Food makers have been adding nutritional benefits -- particularly fiber and protein -- to a wide variety of products as to ease the guilt often associated with snacking. Fiber One, for instance, started as a cereal but has since expanded to a variety of snacks, including brownies and more recently, a blueberry streusel bar.
General Mills isn't the first to bet people want healthier cookies; Kellogg's (K) Kashi cookies list 12 grams of whole grains and 4 grams of fiber.
Reminding people why they like cereal
General Milles is adding more cinnamon to Cinnamon Toast Crunch cereal and reformulating Trix cereal to make them taste fruitier. The tweaks will be broadcast in TV ads this summer.
"What consumers often need is a reminder to come back and try brands they've always loved," said Sean O'Grady, senior vice president of sales at General Mills.
It sounds simple, but the strategy apparently works. Last year, General Mills said it was able to boost sales of Cocoa Puffs by touting their more chocolatey taste.
Still, overall cereal sales in the U.S. have been sluggish in recent years, with people increasingly turning to alternatives like Greek yogurt breakfast sandwiches from fast-food chains.
Cereal in China isn't a thing yet
Figuring out how to get the Chinese to love a bowl of cold cereal in the morning is turning out to be difficult task.
The problem is that the typical breakfast in China is warm and savory, said Chris O'Leary, chief operating officer for General Mills' international division. As such, he said cereal in China is "not a top priority" for General Mills at the moment, but that the company still hopes to crack the market one day.
For now, O'Leary said General Mills has switched to testing in select markets in China, rather than trying to tackle the country as a whole. Without providing details, he said the company is selling a version of Cheerios in those markets.
Less smoking means . . . a case of the munchies?
General Mills executives say convenience stores are turning to packaged foods and drinks as a way to make up for the steep declines in cigarette sales over the years.
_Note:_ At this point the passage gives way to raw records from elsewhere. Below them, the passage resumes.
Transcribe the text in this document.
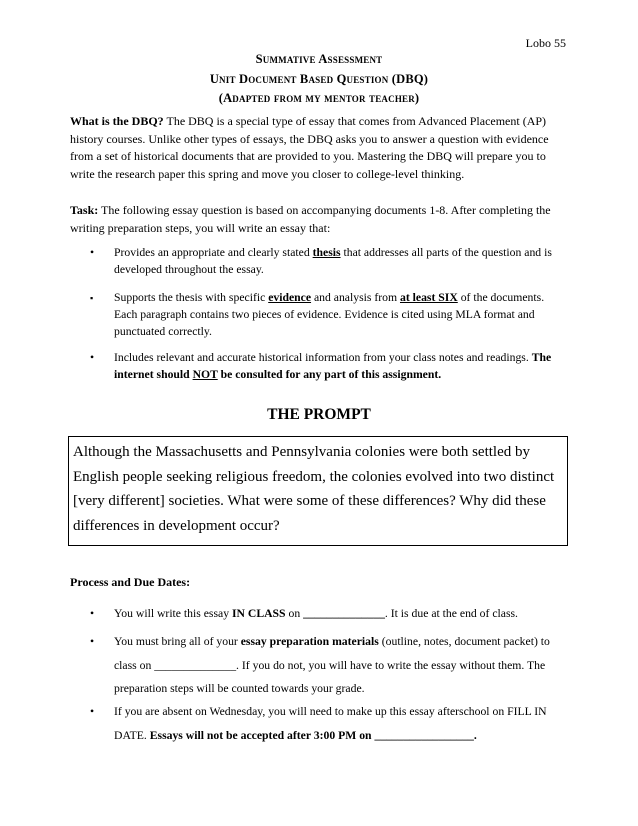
Lobo 55
Summative Assessment
Unit Document Based Question (DBQ)
(Adapted from my mentor teacher)
What is the DBQ? The DBQ is a special type of essay that comes from Advanced Placement (AP) history courses. Unlike other types of essays, the DBQ asks you to answer a question with evidence from a set of historical documents that are provided to you. Mastering the DBQ will prepare you to write the research paper this spring and move you closer to college-level thinking.
Task: The following essay question is based on accompanying documents 1-8. After completing the writing preparation steps, you will write an essay that:
•	Provides an appropriate and clearly stated thesis that addresses all parts of the question and is developed throughout the essay.
▪	Supports the thesis with specific evidence and analysis from at least SIX of the documents. Each paragraph contains two pieces of evidence. Evidence is cited using MLA format and punctuated correctly.
•	Includes relevant and accurate historical information from your class notes and readings. The internet should NOT be consulted for any part of this assignment.
THE PROMPT
Although the Massachusetts and Pennsylvania colonies were both settled by English people seeking religious freedom, the colonies evolved into two distinct [very different] societies. What were some of these differences? Why did these differences in development occur?
Process and Due Dates:
•	You will write this essay IN CLASS on ______________. It is due at the end of class.
•	You must bring all of your essay preparation materials (outline, notes, document packet) to class on ______________. If you do not, you will have to write the essay without them. The preparation steps will be counted towards your grade.
•	If you are absent on Wednesday, you will need to make up this essay afterschool on FILL IN DATE. Essays will not be accepted after 3:00 PM on _________________.
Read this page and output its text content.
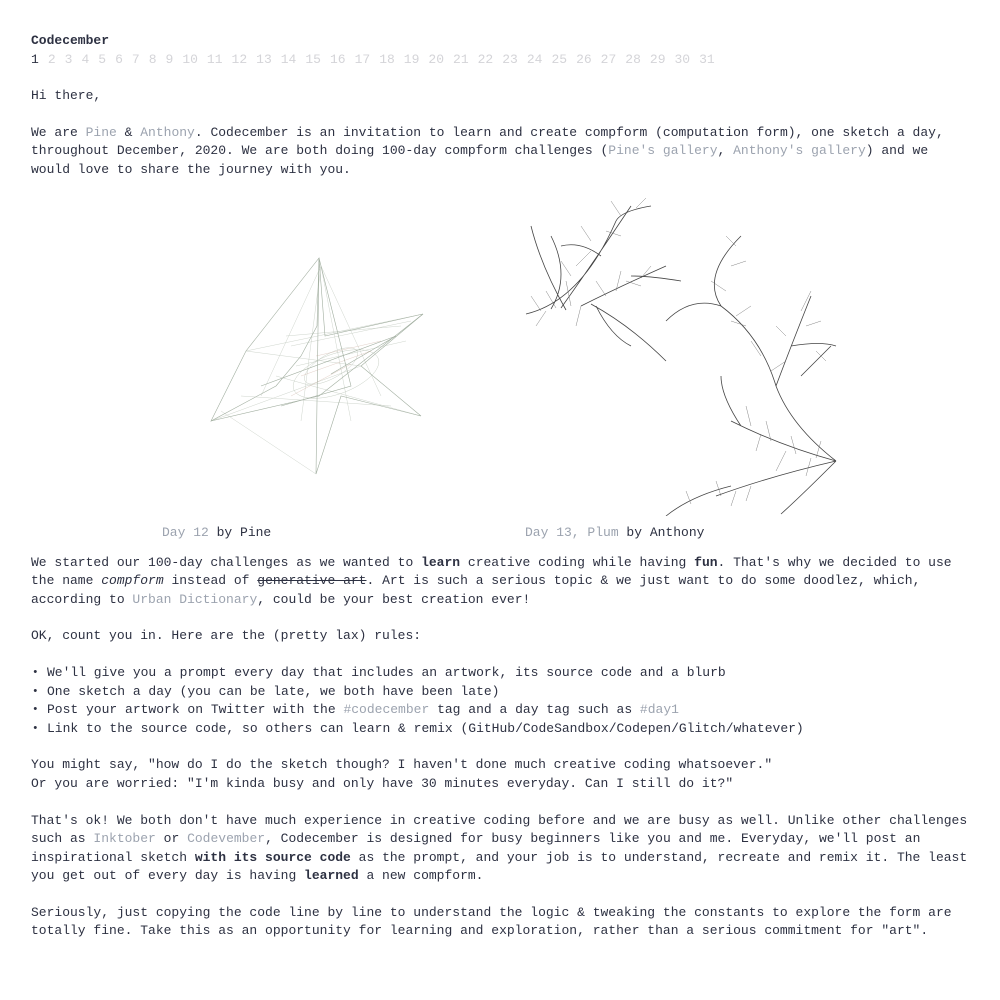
Codecember

1 2 3 4 5 6 7 8 9 10 11 12 13 14 15 16 17 18 19 20 21 22 23 24 25 26 27 28 29 30 31

Hi there,

We are Pine & Anthony. Codecember is an invitation to learn and create compform (computation form), one sketch a day, throughout December, 2020. We are both doing 100-day compform challenges (Pine's gallery, Anthony's gallery) and we would love to share the journey with you.

Day 12 by Pine	Day 13, Plum by Anthony

We started our 100-day challenges as we wanted to learn creative coding while having fun. That's why we decided to use the name compform instead of generative art. Art is such a serious topic & we just want to do some doodlez, which, according to Urban Dictionary, could be your best creation ever!

OK, count you in. Here are the (pretty lax) rules:

• We'll give you a prompt every day that includes an artwork, its source code and a blurb
• One sketch a day (you can be late, we both have been late)
• Post your artwork on Twitter with the #codecember tag and a day tag such as #day1
• Link to the source code, so others can learn & remix (GitHub/CodeSandbox/Codepen/Glitch/whatever)

You might say, "how do I do the sketch though? I haven't done much creative coding whatsoever."

Or you are worried: "I'm kinda busy and only have 30 minutes everyday. Can I still do it?"

That's ok! We both don't have much experience in creative coding before and we are busy as well. Unlike other challenges such as Inktober or Codevember, Codecember is designed for busy beginners like you and me. Everyday, we'll post an inspirational sketch with its source code as the prompt, and your job is to understand, recreate and remix it. The least you get out of every day is having learned a new compform.

Seriously, just copying the code line by line to understand the logic & tweaking the constants to explore the form are totally fine. Take this as an opportunity for learning and exploration, rather than a serious commitment for "art".
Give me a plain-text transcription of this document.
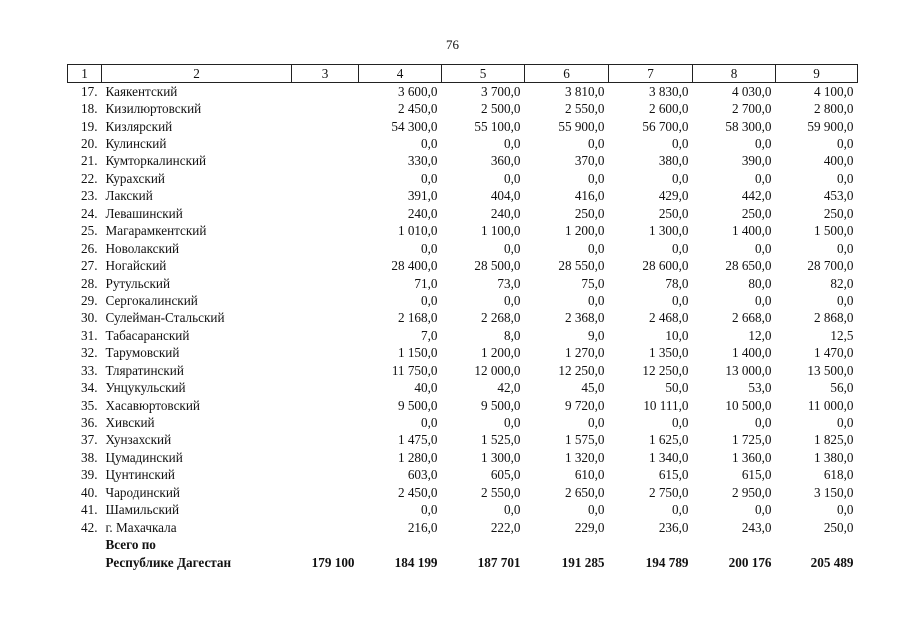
76
1	2	3	4	5	6	7	8	9
17.	Каякентский		3 600,0	3 700,0	3 810,0	3 830,0	4 030,0	4 100,0
18.	Кизилюртовский		2 450,0	2 500,0	2 550,0	2 600,0	2 700,0	2 800,0
19.	Кизлярский		54 300,0	55 100,0	55 900,0	56 700,0	58 300,0	59 900,0
20.	Кулинский		0,0	0,0	0,0	0,0	0,0	0,0
21.	Кумторкалинский		330,0	360,0	370,0	380,0	390,0	400,0
22.	Курахский		0,0	0,0	0,0	0,0	0,0	0,0
23.	Лакский		391,0	404,0	416,0	429,0	442,0	453,0
24.	Левашинский		240,0	240,0	250,0	250,0	250,0	250,0
25.	Магарамкентский		1 010,0	1 100,0	1 200,0	1 300,0	1 400,0	1 500,0
26.	Новолакский		0,0	0,0	0,0	0,0	0,0	0,0
27.	Ногайский		28 400,0	28 500,0	28 550,0	28 600,0	28 650,0	28 700,0
28.	Рутульский		71,0	73,0	75,0	78,0	80,0	82,0
29.	Сергокалинский		0,0	0,0	0,0	0,0	0,0	0,0
30.	Сулейман-Стальский		2 168,0	2 268,0	2 368,0	2 468,0	2 668,0	2 868,0
31.	Табасаранский		7,0	8,0	9,0	10,0	12,0	12,5
32.	Тарумовский		1 150,0	1 200,0	1 270,0	1 350,0	1 400,0	1 470,0
33.	Тляратинский		11 750,0	12 000,0	12 250,0	12 250,0	13 000,0	13 500,0
34.	Унцукульский		40,0	42,0	45,0	50,0	53,0	56,0
35.	Хасавюртовский		9 500,0	9 500,0	9 720,0	10 111,0	10 500,0	11 000,0
36.	Хивский		0,0	0,0	0,0	0,0	0,0	0,0
37.	Хунзахский		1 475,0	1 525,0	1 575,0	1 625,0	1 725,0	1 825,0
38.	Цумадинский		1 280,0	1 300,0	1 320,0	1 340,0	1 360,0	1 380,0
39.	Цунтинский		603,0	605,0	610,0	615,0	615,0	618,0
40.	Чародинский		2 450,0	2 550,0	2 650,0	2 750,0	2 950,0	3 150,0
41.	Шамильский		0,0	0,0	0,0	0,0	0,0	0,0
42.	г. Махачкала		216,0	222,0	229,0	236,0	243,0	250,0
	Всего по							
	Республике Дагестан	179 100	184 199	187 701	191 285	194 789	200 176	205 489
So the company is hoping to capitalize by developing products specifically for convenience stores. In Iowa, for instance, it recently tested ready-to-eat Pillsbury cinnamon rolls that come four to a package for about $2. Bethany Quam, president of the company's convenience and food-service unit, said the idea is to make foods portable and easy to eat on the go: she noted that 60 percent of the food purchased at convenience stores gets within 15 minutes in the car.